Inspirasa.co – Wali Kota Bontang Neni Moerniaeni menyoroti ketidakadilan mekanisme pemangkasan dana bagi hasil (DBH) pemerintah pusat terhadap daerah penghasil.
Maka itu, Neni Moerniaeni meminta keadilan fiskal bagi daerah Bontang. Pemangkasan secara sepihak ini dinilai tak adil dan berpotensi mengguncang stabilitas keuangan daerah di tahun 2026.
Neni Moerniaeni menilai pemangkasan ini bermasalah bila ditinjau berdasarkan regulasi. Dijelaskan hubungan Keuangan antara Pemerintah Pusat dan Pemerintahan Daerah (HKPD) yang di dalamnya membahas soal DBH, diatur dalam Undang-Undang Nomor 1 Tahun 2022 (UU HKPD).
Regulasi itu mengatur sistem hak dan kewajiban keuangan antar tingkat pemerintahan di Indonesia secara adil, transparan, dan akuntabel, untuk memperkuat desentralisasi fiskal dan mewujudkan kesejahteraan masyarakat.
“Jelas rumus DBH adalah UU Hubungan Keuangan Pemerintah Pusat dan Daerah No 1 Tahun 2022,” kata Neni kepada Kaltim Today, Senin (9/9/2025) malam.
Bila mengacu regulasi itu, tujuan DBH cukup jelas yakni memberikan keadilan fiskal antara pusat dan daerah, mengurangi ketimpangan keuangan antar daerah.
Kemudian meningkatkan kualitas pelayanan publik di daerah dari pemanfaatan sumber daya alam atau pajak yang dihasilkan di daerah.
“DBH itu pada prinsipnya adalah hak daerah karena dihitung dari persentase penerimaan negara tertentu,” sebutnya.
Berdasar UU HKPD, maka pemangkasan DBH secara sepihak itu dilarang, kata Neni. Sebab, DBH dihitung dengan formula jelas di UU, persentase bagi hasilnya sudah ditetapkan, misalnya DBH Pajak, DBH SDA Migas, DBH Minerba.
Namun ada klausul soal penyesuaian. Misal realisasi penerimaan negara bisa lebih kecil dari target APBN, maka DBH otomatis ikut turun karena basis hitungannya mengecil.
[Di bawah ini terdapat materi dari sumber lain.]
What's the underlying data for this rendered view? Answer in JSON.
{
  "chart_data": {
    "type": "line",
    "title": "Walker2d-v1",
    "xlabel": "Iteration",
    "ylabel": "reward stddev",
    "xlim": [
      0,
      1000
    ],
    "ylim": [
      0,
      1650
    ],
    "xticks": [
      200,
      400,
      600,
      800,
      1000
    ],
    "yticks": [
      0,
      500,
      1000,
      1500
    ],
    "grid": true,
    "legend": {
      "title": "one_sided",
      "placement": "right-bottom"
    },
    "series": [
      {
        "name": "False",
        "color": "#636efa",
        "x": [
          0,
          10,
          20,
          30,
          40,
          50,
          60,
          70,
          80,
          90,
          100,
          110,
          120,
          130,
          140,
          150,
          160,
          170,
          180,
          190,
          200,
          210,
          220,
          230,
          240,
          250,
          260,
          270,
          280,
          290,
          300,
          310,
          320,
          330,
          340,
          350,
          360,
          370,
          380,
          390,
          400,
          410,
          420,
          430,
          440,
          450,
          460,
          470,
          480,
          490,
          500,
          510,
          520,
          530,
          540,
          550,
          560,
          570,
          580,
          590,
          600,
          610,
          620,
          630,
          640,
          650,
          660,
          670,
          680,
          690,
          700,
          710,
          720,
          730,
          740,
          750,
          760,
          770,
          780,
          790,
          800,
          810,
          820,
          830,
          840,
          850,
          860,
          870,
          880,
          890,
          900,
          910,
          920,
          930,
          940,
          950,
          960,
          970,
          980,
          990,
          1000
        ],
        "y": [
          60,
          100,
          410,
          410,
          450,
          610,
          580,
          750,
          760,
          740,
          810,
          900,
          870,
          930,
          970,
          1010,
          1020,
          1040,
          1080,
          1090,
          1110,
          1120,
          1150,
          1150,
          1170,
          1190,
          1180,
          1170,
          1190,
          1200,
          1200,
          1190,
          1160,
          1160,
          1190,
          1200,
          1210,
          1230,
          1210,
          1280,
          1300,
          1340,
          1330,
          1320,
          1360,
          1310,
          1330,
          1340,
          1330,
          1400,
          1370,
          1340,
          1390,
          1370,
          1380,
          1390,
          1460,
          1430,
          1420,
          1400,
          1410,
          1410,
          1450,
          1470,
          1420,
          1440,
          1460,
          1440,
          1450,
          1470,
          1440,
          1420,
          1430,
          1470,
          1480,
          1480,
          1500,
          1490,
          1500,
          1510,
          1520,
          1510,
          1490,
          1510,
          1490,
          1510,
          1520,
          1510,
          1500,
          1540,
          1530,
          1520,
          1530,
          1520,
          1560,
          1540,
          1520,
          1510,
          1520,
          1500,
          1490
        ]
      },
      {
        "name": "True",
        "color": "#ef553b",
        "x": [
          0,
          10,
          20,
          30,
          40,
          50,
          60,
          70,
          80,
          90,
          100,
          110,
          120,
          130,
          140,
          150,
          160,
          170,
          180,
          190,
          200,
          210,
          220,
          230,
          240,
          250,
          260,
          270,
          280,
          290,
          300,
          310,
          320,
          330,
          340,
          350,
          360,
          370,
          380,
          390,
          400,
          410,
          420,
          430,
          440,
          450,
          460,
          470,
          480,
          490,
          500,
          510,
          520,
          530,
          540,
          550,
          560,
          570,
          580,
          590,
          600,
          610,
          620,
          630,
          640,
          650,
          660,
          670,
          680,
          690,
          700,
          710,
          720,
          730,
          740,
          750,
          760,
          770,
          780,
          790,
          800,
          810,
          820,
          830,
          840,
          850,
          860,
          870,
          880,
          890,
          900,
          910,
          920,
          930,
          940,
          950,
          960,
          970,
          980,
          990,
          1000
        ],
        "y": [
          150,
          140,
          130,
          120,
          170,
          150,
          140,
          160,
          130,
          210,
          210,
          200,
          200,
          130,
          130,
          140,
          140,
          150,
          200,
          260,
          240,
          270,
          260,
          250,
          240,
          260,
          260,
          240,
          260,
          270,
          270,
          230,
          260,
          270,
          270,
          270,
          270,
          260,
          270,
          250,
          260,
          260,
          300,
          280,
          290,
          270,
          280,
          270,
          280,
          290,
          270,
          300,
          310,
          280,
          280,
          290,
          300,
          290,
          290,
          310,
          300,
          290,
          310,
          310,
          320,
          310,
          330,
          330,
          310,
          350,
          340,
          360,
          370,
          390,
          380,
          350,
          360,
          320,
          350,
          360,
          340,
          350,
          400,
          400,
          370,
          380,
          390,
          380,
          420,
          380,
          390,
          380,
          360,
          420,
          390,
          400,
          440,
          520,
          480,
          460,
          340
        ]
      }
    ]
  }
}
Pemerintah pusat juga bisa melakukan penundaan penyaluran, jika ada masalau, tapi bukan pemotongan hak.
“Seyogyanya DBH tidak dapat dipotong, karena pembagian nya diatur menurut undang-undang HKPD, yang sangat jelas prosentasenya,” tegasnya.
Pemerintah pusat bakal memangkas DBH yang dialokasikan ke daerah, termasuk DBH migas untuk Kalimantan Timur, dan dana transfer daerah secara keseluruhan untuk tahun anggaran 2026.
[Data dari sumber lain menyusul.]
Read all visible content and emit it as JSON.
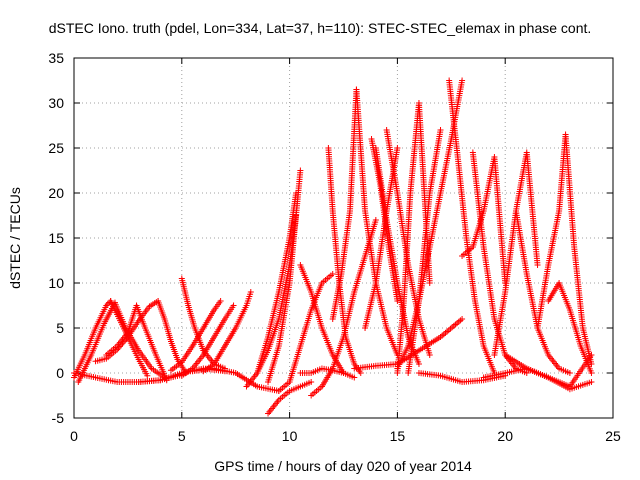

Kebijakan ini menimbulkan kekhawatiran di daerah, khususnya daerah yang bergantung dari DBH seperti Bontang, sebab ini terkait kemampuan pembiayaan operasional dan untuk mendanai berbagai program pemerintah daerah.
Sebagai informasi di tahun 2025 ini besaran DBH Kota Bontang mencapai Rp 1,2 triliun. Alokasi DBH 2026 yang diterima menurun sebesar Rp290 miliar.
Begitupun dengan dana alokasi umum (DAU) Kota Bontang di tahun 2025 Rp274 miliar, menurun di tahun 2026 sebesar Rp229 miliar.